Hello elastic team!
Good day to you.
May I ask about logstash index from CWL and inject to ES
I have application logs stored in Amazon CloudWatch Logs.
Eg: Under Test-Log-Group, App1-Log-Stream, App2-Log-Stream, App3-Log-Stream, App4-Log-Stream, App5-Log-Stream
These log streams will get the logs continously.
I'm trying to use Logstash to index from AWS CloudWatch Logs and format some logs in logstash pipeline and only ship the formatted logs to AWS ElasticSearch Domain.
These are used plugins >> logstash-input-cloudwatch-logs input plugin, do grokking the logs and logstash-output-amazon_es output plugin.
The problem is that logs are missing in ES Domain when I do monitor in kibana ui.
Eg: index 500-logs from cloudwatch log, grokking 50 logs which is necessary to store in ES domain.

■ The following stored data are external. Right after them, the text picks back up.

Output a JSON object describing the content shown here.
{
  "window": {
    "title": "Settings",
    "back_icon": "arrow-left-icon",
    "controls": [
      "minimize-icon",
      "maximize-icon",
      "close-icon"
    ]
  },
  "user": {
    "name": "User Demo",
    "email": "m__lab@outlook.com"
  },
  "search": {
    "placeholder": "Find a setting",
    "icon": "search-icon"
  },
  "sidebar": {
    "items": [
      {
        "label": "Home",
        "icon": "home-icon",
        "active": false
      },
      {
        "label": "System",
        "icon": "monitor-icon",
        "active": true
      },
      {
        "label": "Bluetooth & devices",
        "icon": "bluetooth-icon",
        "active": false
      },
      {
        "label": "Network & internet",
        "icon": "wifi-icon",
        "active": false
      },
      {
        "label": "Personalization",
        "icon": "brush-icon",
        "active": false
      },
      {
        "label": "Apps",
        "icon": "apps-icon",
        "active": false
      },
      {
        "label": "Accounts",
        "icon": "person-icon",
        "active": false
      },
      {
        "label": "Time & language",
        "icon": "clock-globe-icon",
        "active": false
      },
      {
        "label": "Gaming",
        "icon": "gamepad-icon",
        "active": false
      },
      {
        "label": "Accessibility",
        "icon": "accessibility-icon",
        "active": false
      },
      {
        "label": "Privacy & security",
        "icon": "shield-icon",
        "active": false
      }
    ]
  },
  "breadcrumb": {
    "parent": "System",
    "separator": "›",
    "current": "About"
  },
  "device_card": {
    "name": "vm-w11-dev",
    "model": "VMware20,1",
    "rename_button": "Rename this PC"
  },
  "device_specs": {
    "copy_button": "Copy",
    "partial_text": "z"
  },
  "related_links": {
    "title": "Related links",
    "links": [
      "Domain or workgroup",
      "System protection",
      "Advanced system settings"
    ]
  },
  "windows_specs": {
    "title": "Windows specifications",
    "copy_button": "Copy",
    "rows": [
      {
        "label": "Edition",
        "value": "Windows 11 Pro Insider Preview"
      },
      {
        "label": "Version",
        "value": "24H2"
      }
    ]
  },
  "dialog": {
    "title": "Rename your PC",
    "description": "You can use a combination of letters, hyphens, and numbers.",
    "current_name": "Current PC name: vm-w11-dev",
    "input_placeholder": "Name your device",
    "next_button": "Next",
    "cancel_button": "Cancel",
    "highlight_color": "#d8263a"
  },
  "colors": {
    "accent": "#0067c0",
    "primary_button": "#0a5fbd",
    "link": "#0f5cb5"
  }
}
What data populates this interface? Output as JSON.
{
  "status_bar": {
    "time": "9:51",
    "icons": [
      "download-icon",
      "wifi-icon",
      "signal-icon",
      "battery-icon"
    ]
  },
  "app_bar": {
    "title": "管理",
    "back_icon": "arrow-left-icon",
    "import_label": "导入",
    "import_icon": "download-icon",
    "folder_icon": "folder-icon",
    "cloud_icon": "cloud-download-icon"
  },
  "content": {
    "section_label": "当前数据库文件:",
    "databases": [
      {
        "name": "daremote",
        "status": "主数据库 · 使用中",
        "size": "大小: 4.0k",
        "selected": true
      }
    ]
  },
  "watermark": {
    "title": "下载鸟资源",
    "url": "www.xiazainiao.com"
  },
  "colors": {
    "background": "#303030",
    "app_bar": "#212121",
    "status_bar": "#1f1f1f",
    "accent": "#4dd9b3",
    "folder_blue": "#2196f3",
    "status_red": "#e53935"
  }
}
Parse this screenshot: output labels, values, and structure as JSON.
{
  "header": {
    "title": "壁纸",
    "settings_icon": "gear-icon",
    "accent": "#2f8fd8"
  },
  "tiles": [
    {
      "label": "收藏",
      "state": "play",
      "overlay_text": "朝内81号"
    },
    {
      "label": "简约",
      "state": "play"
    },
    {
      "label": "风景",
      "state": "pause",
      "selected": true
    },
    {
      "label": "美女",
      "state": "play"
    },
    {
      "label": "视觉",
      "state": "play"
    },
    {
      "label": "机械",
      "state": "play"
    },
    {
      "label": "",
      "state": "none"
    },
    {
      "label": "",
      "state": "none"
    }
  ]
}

And ship that 50 logs to ES.
At that time, sometime I see my grokked logs, sometimes I don’t see my some grokked log.
Please advice to me which part makes cause this problem input plugin? output plugin? (I’ve checked my grokked pattern in grok debugger. They’re ok.)
Does cloudwatch_logs/.sincedb* support mulitple log streams?
And may I know recommended logstash input plugin of AWS Cloudwatch Logs and logstash output plugin of AWS ElasticSearch.
I can't seem to find another plugins to accomplish this so far.
Thank you.
Can someone please help on this?????